Sebuah tim ilmiah di Center for Genomic Regulation (CRG) sekarang mengungkapkan bahwa solusi penyimpanan alam ini pertama kali berevolusi di mikroba purba yang hayati pada Bumi antara satu serta dua miliar tahun yang kemudian. Studi ini diterbitkan hari ini di jurnal Nature Ecology and Evolution .
untuk kembali ke masa lalu, tim peneliti memakai gosip yang tertulis dalam genom organisme modern, yang mengatur bentuk kehidupan sesuai evolusi gen dan protein yang terikat kromatin. Mereka menyelidiki tiga puluh spesies tidak sama yang diperoleh dari sampel air di Kanada dan Prancis. Mikroba diidentifikasi berkat teknologi pengurutan gen modern yg memungkinkan identifikasi spesies menggunakan menyaring DNA mereka. dari sana mereka ditanam pada laboratorium buat pengurutan proteomik serta genomik.
Tim ilmiah menemukan bahwa prokariota tidak memiliki mesin yg diperlukan untuk memodifikasi histon, membagikan bahwa kromatin archaeal kuno mungkin telah memainkan peran struktural dasar, meskipun tidak mengatur genom. sebaliknya, para ilmuwan menemukan bukti yg relatif buat protein yang membaca, menulis, serta menghapus modifikasi histon dalam garis keturunan awal eukariota yg berbeda, seperti Malawimonadea Gefionella okellyi , Ancyromonadida Fabomonas tropica , atau Discoba Naegleria gruberi , mikroba yang belum dijadikan sampel. jauh.
“hasil kami menekankan bahwa peran struktural dan regulasi kromatin setua eukariota itu sendiri.
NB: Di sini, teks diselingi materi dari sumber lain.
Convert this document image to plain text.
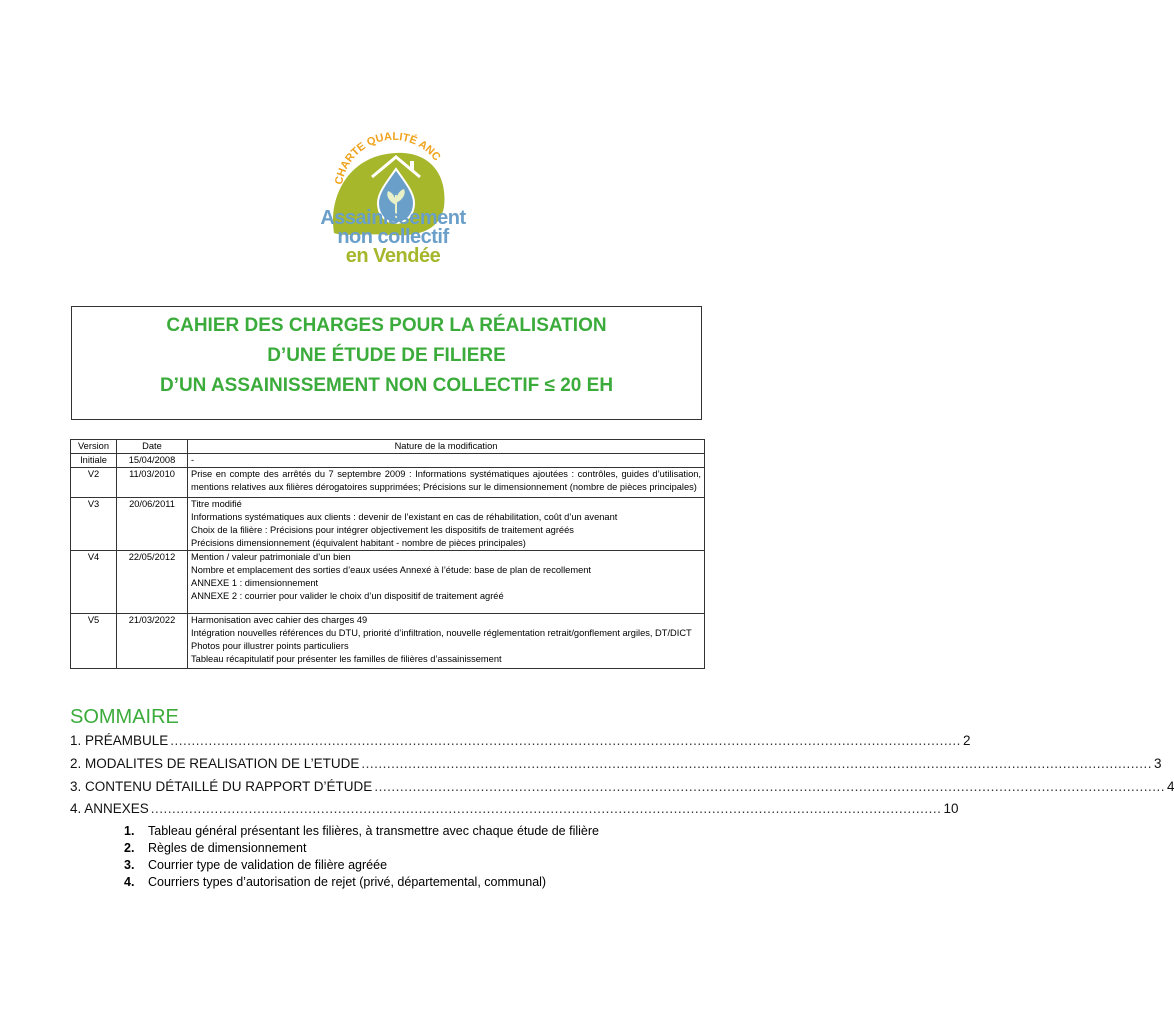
CHARTE QUALITÉ ANC
Assainissement
non collectif
en Vendée
CAHIER DES CHARGES POUR LA RÉALISATION
D’UNE ÉTUDE DE FILIERE
D’UN ASSAINISSEMENT NON COLLECTIF ≤ 20 EH
Version	Date	Nature de la modification
Initiale	15/04/2008	-

V2	11/03/2010	Prise en compte des arrêtés du 7 septembre 2009 : Informations systématiques ajoutées : contrôles, guides d’utilisation, mentions relatives aux filières dérogatoires supprimées; Précisions sur le dimensionnement (nombre de pièces principales)

V3	20/06/2011	Titre modifié

Informations systématiques aux clients : devenir de l’existant en cas de réhabilitation, coût d’un avenant

Choix de la filière : Précisions pour intégrer objectivement les dispositifs de traitement agréés

Précisions dimensionnement (équivalent habitant - nombre de pièces principales)

V4	22/05/2012	Mention / valeur patrimoniale d’un bien

Nombre et emplacement des sorties d’eaux usées Annexé à l’étude: base de plan de recollement

ANNEXE 1 : dimensionnement

ANNEXE 2 : courrier pour valider le choix d’un dispositif de traitement agréé

V5	21/03/2022	Harmonisation avec cahier des charges 49

Intégration nouvelles références du DTU, priorité d’infiltration, nouvelle réglementation retrait/gonflement argiles, DT/DICT

Photos pour illustrer points particuliers

Tableau récapitulatif pour présenter les familles de filières d’assainissement

SOMMAIRE
1. PRÉAMBULE .......................................................................................................................................................................................... 2
2. MODALITES DE REALISATION DE L’ETUDE .......................................................................................................................................................................................... 3
3. CONTENU DÉTAILLÉ DU RAPPORT D’ÉTUDE .......................................................................................................................................................................................... 4
4. ANNEXES .......................................................................................................................................................................................... 10
1.	Tableau général présentant les filières, à transmettre avec chaque étude de filière
2.	Règles de dimensionnement
3.	Courrier type de validation de filière agréée
4.	Courriers types d’autorisation de rejet (privé, départemental, communal)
Fungsi-fungsi ini krusial buat kehidupan eukariotik – sejak kromatin pertama kali timbul, dia tidak pernah hilang dalam bentuk kehidupan apa pun”, kata Dr. Xavier Grau-Bové , peneliti pascadoktoral di CRG dan penulis pertama studi tadi. “sekarang kita sedikit lebih dekat buat tahu berasal-usulnya, berkat kekuatan analisis komparatif untuk mengungkap episode evolusi yang terjadi miliaran tahun yang lalu.”
menggunakan data yang diurutkan, tim ilmiah merekonstruksi repertoar gen Leluhur bersama Eukariotik Terakhir (LECA ), sel yang memunculkan semua eukariota. Organisme hidup ini mempunyai lusinan gen pengubah histon dan hidup antara satu dan dua miliar tahun yg kemudian di Bumi, yg diperkirakan berusia lebih kurang 4,lima miliar tahun. Penulis penelitian berhipotesis bahwa kromatin berevolusi dalam mikroba ini menjadi dampak asal tekanan selektif di lingkungan primordial Bumi.
Dr. Arnau Sebé-Pedrós , peneliti pada CRG dan penulis senior studi tersebut, menekankan bahwa “virus dan elemen yang dapat mengubah posisi ialah parasit genom yang secara teratur menyerang DNA organisme uniseluler. Ini mungkin telah menyebabkan perlombaan senjata evolusioner buat melindungi genom, menghasilkan pengembangan kromatin sebagai mekanisme pertahanan dalam sel yang memunculkan semua kehidupan eukariotik yg diketahui pada Bumi. lalu, prosedur ini dimasukkan ke pada regulasi gen yg kompleks, seperti yang kita lihat pada eukariota modern, terutama organisme multiseluler.”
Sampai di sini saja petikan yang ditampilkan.